What I’ll try and do this weekend, is have some traps that require more than just one person playing with their lockpicks, the environment setting and situation should require another pair of hands or eyes I think. Perhaps a slowly flooding dungeon, where once you choose to fall back, you know you’ll never get to the last chamber in the tomb.
Traveller World Gen
Thinking back to the random craziness of Traveller worlds, I begin to think that worlds might have fit better together if they had been designed in clusters, rather than just retro-fitted the explanations.
Terror Australis
I also mused briefly today about what an Australian themed expansion for World of Warcraft might look like:
- A continent full of critters that are Level 100 Elite Mobs!
- New Wombat Race!
- Ford Falcon mount for engineers!
- A rejigged economy where you sell minerals to the Chinese gold farmers!
- New Class: Tasmanian Mutant!
- Every monster has a poison attack!
- Forests teeming with Drop Bears!
- Legendary pavlova recipe!
- Ozzie rules PvP, where damage can only be inflicted while jumping!
Grand Strategy Game at Buckets of Dice 2012
I emailed the pitch in for this today.
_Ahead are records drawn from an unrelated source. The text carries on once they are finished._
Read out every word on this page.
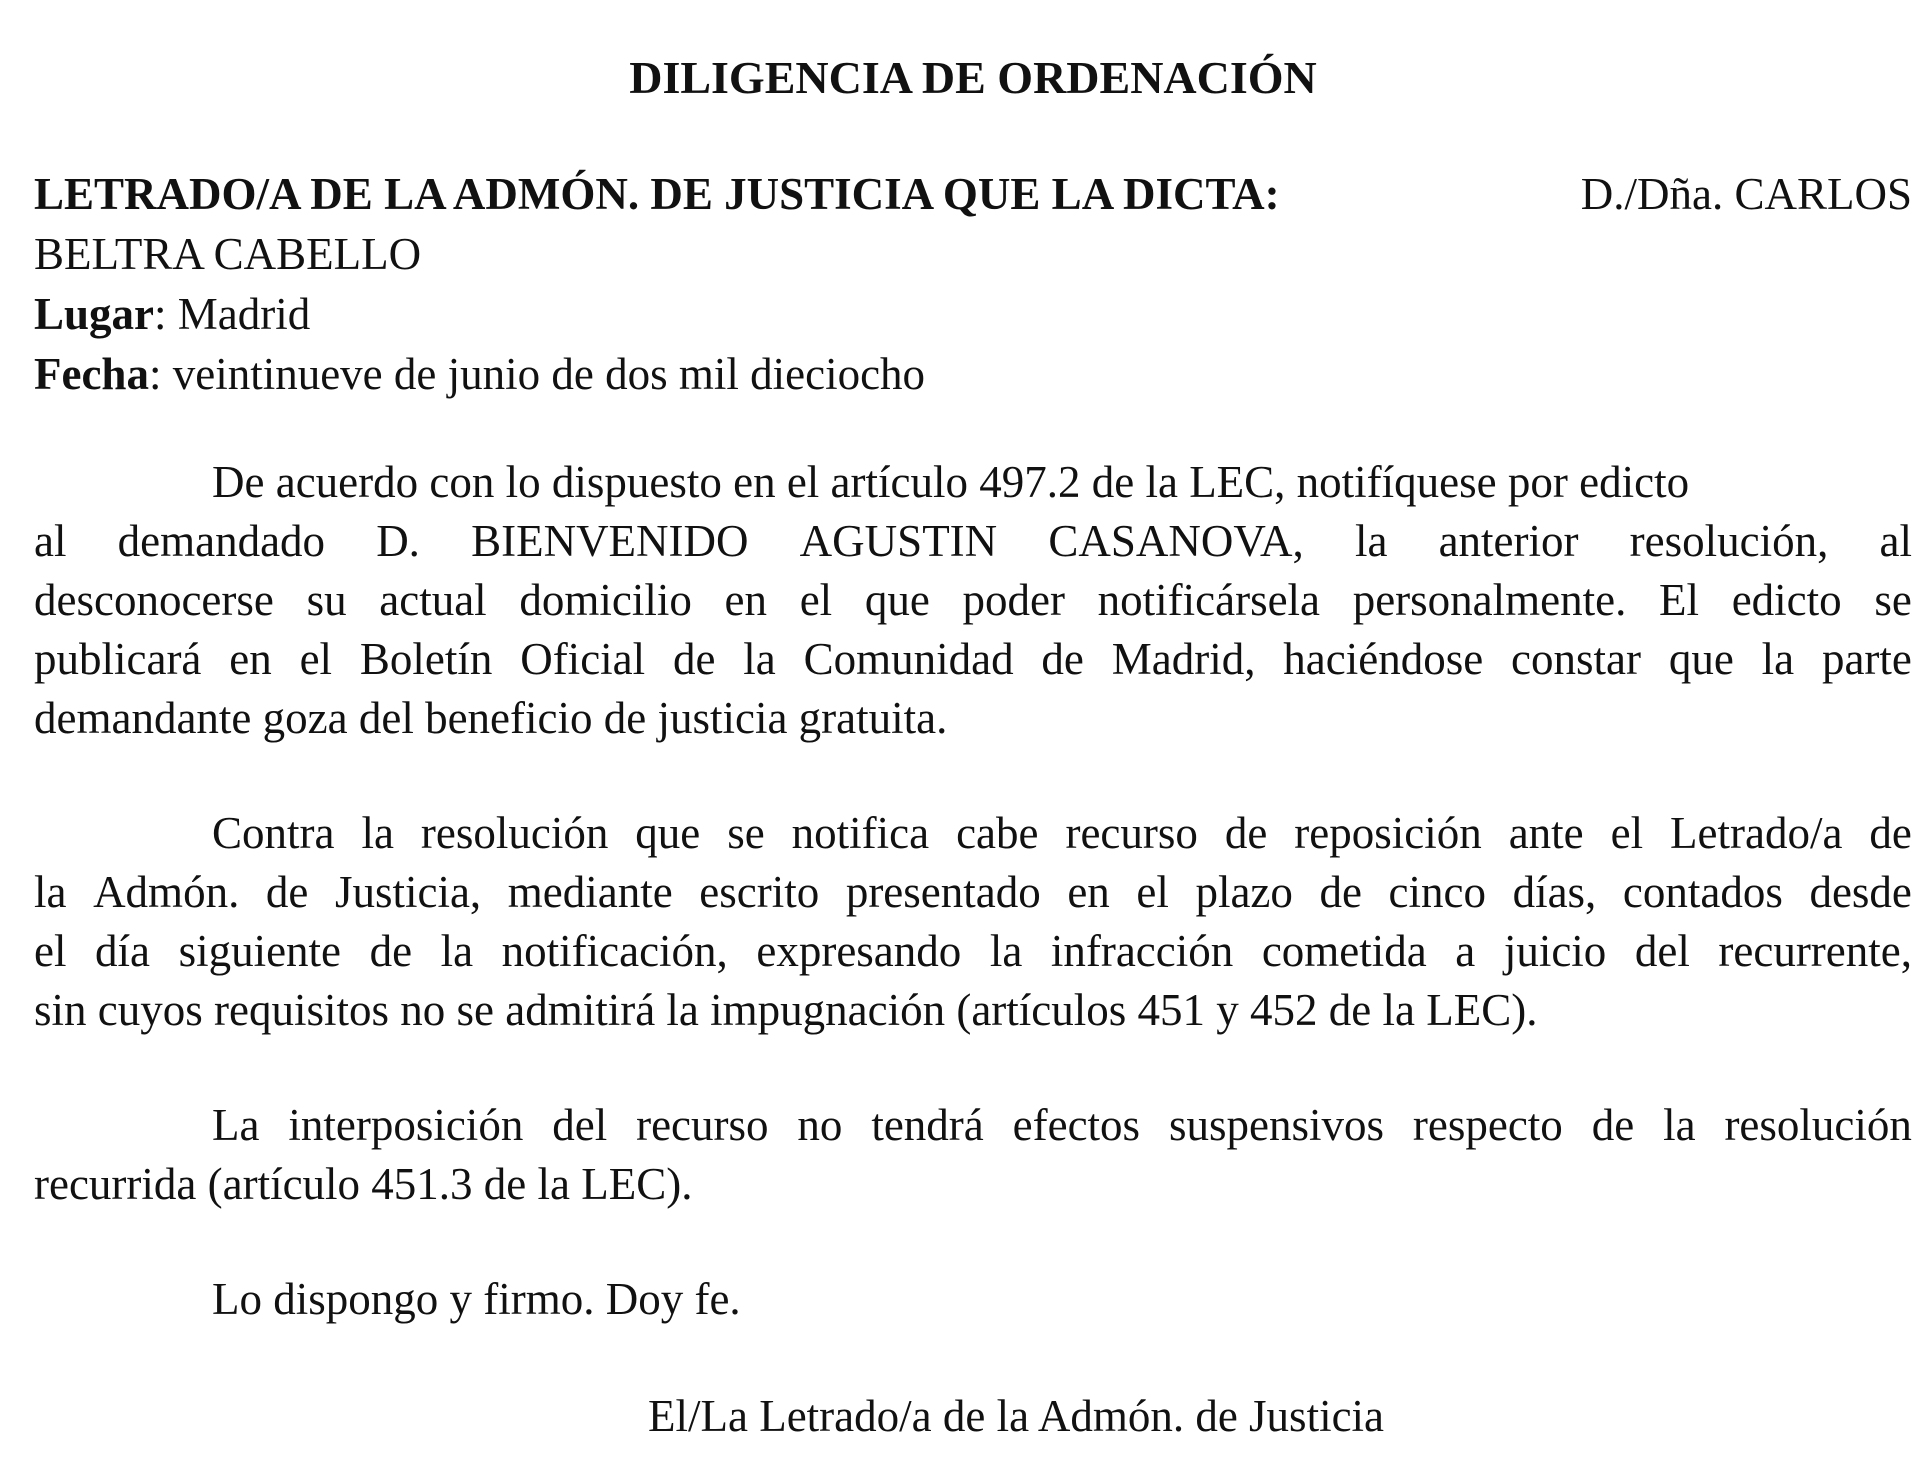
DILIGENCIA DE ORDENACIÓN
LETRADO/A DE LA ADMÓN. DE JUSTICIA QUE LA DICTA:	D./Dña. CARLOS
BELTRA CABELLO
Lugar: Madrid
Fecha: veintinueve de junio de dos mil dieciocho
De acuerdo con lo dispuesto en el artículo 497.2 de la LEC, notifíquese por edicto
al demandado D. BIENVENIDO AGUSTIN CASANOVA, la anterior resolución, al
desconocerse su actual domicilio en el que poder notificársela personalmente. El edicto se
publicará en el Boletín Oficial de la Comunidad de Madrid, haciéndose constar que la parte
demandante goza del beneficio de justicia gratuita.
Contra la resolución que se notifica cabe recurso de reposición ante el Letrado/a de
la Admón. de Justicia, mediante escrito presentado en el plazo de cinco días, contados desde
el día siguiente de la notificación, expresando la infracción cometida a juicio del recurrente,
sin cuyos requisitos no se admitirá la impugnación (artículos 451 y 452 de la LEC).
La interposición del recurso no tendrá efectos suspensivos respecto de la resolución
recurrida (artículo 451.3 de la LEC).
Lo dispongo y firmo. Doy fe.
El/La Letrado/a de la Admón. de Justicia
Not too far removed from earlier discussion here, but the next big chunk of design work will be in mid-February, after Canterbury Faire is finished.
I had taken your suggestion from last time you wrote about tanks and I must say it is just a ton of fun at an exceptional price. It’s unusual for a free game to make you want to pay them something for their efforts but this one really has for me. Once I’m financial I plan on purchasing a couple of garages and I’ll just spend the rest on gold ammo and have some on hand for those pesky tanks that my upgraded PzIV still struggles a little with (particularly front-on). The fact that no game takes longer than 15min (and most much less) is a huge bonus when you just have 10-15 min to kill. It’ll definitely tide me over to SWTOR.
Yeah, I think I’ll buy some gold to help support the game. An extra garage slot will be useful.